Pepohonan yg lebat langsung menyambut kami begitu memasuki single trek menambah
denyut adrenalin. Sungguh pemandangan nan menakjubkan bisa meliuk liuk dengan
sepeda diantara pepohonan hutan di tengah udara yg sangat segar. Kegembiraan
menyelimuti sanubari begitu mata kami dimanjakan sajian lebatnya hutan
belantara dan kenyataan kami bisa berada di dalamnya. Dengan terus memelototi
panduan trek di Endomondo, mengantar kami menyusuri tepian sebuah danau yg
mengantar kami ke sebuah jalan aspal di sisi barat. Seratus meteran dari situ
kembali kami dibimbing masuk hutan menuju danau yg lain sebelum menyeberangi
titian berupa sebatang pohon yg menuntut extra hati hati saking licinnya.
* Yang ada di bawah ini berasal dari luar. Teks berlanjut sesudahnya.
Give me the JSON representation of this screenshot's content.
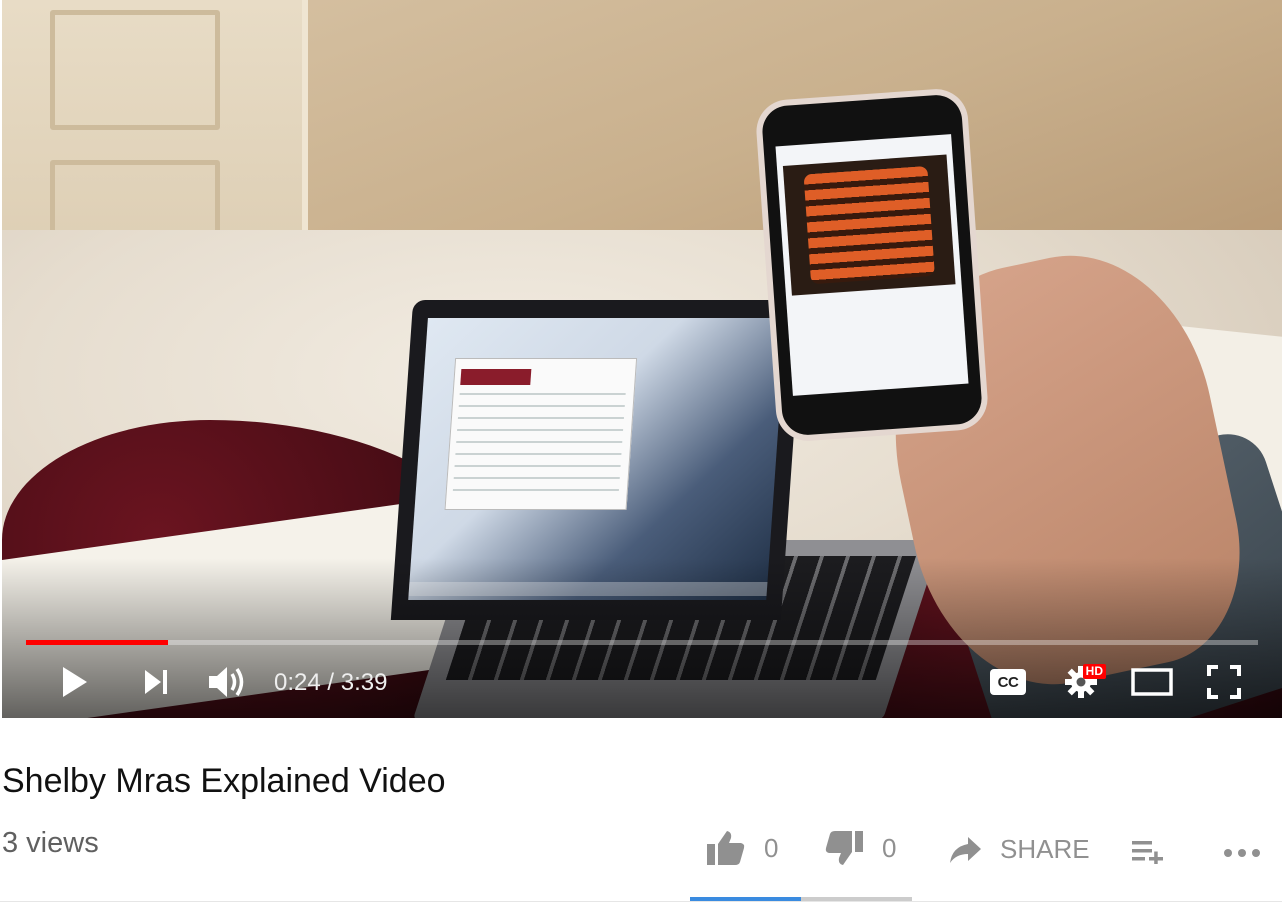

Seperti anak kecil menemukan mainan baru, asyik menembus pohon dan semak,
termasuk saat harus merangkak melewati batang pohon yg tumbang, sangat cepat
waktu terasa berlalu.
Jalan masuk Hutan UI
Kerjasama UI dengan Pertamina
Danau di Hutan UI
Ngaso Sejenak
Om Ijo asyik Menggowes
Menyeberangi Sungai
Kerjasama dengan BNI
Segarnya pepohonan Hutan UI
Setelah menempuh sekitar 5 km an selesai juga kami
jelajahi hutan UI. Sebenarnya masih trek lanjutan yg bisa dijelajahi di sisi
sebelah timur, namun kata Om Ijo sudah mulai kelelahan bergumul dengan lumpur
dan pohon, energy perlu disisakan untuk pulang dan sepertinya ada yg mulai
gerak-gerak di balik gumpalan daging dengkulnya pertanda penyakit kambuhan
mulai mendera. Sesuatu yg sepertinya bakalan jadi teman perjalanan menuju ke
rumah. Setelah menyebrangi rel kereta KRL, kebetulan ada tempat cuci sepeda,
berhubung tunggangan yg belepotan hingga lumpur masuk ke rantai, kami putuskan
mencuci sepeda. Selanjutnya kami mulai perjalanan kembali ke rumah saat waktu
sudah menunjukan pukul 13.00 siang. Perkiraan kami tentang “sesuatu” yg
bergerak-gerak di balik dengkul Om Ijo memang tidak salah. Setiap sekitar 5km
hingga 10km, dengkul Om Ijo harus dikasi waktu istirahat dengan semakin
seringnya gerakan di balik dengkul seperti ular kadut yg kepanasan, pertanda
sakit kram. Selanjutnya hal ini menjadi pakem tetap hingga kami tiba dengan
selamat di rumah sekitar pukul 18.00 dengan total jarak tempuh sekitar 108 km. Sungguh penjelajahan yg berkesan dengan
segala pengalaman dan medan yg dilalui mulai perkampungan, persawahan, kota
serta hutan dan tak lupa cerita “ular kadut di balik dengkul” nya Om Ijo.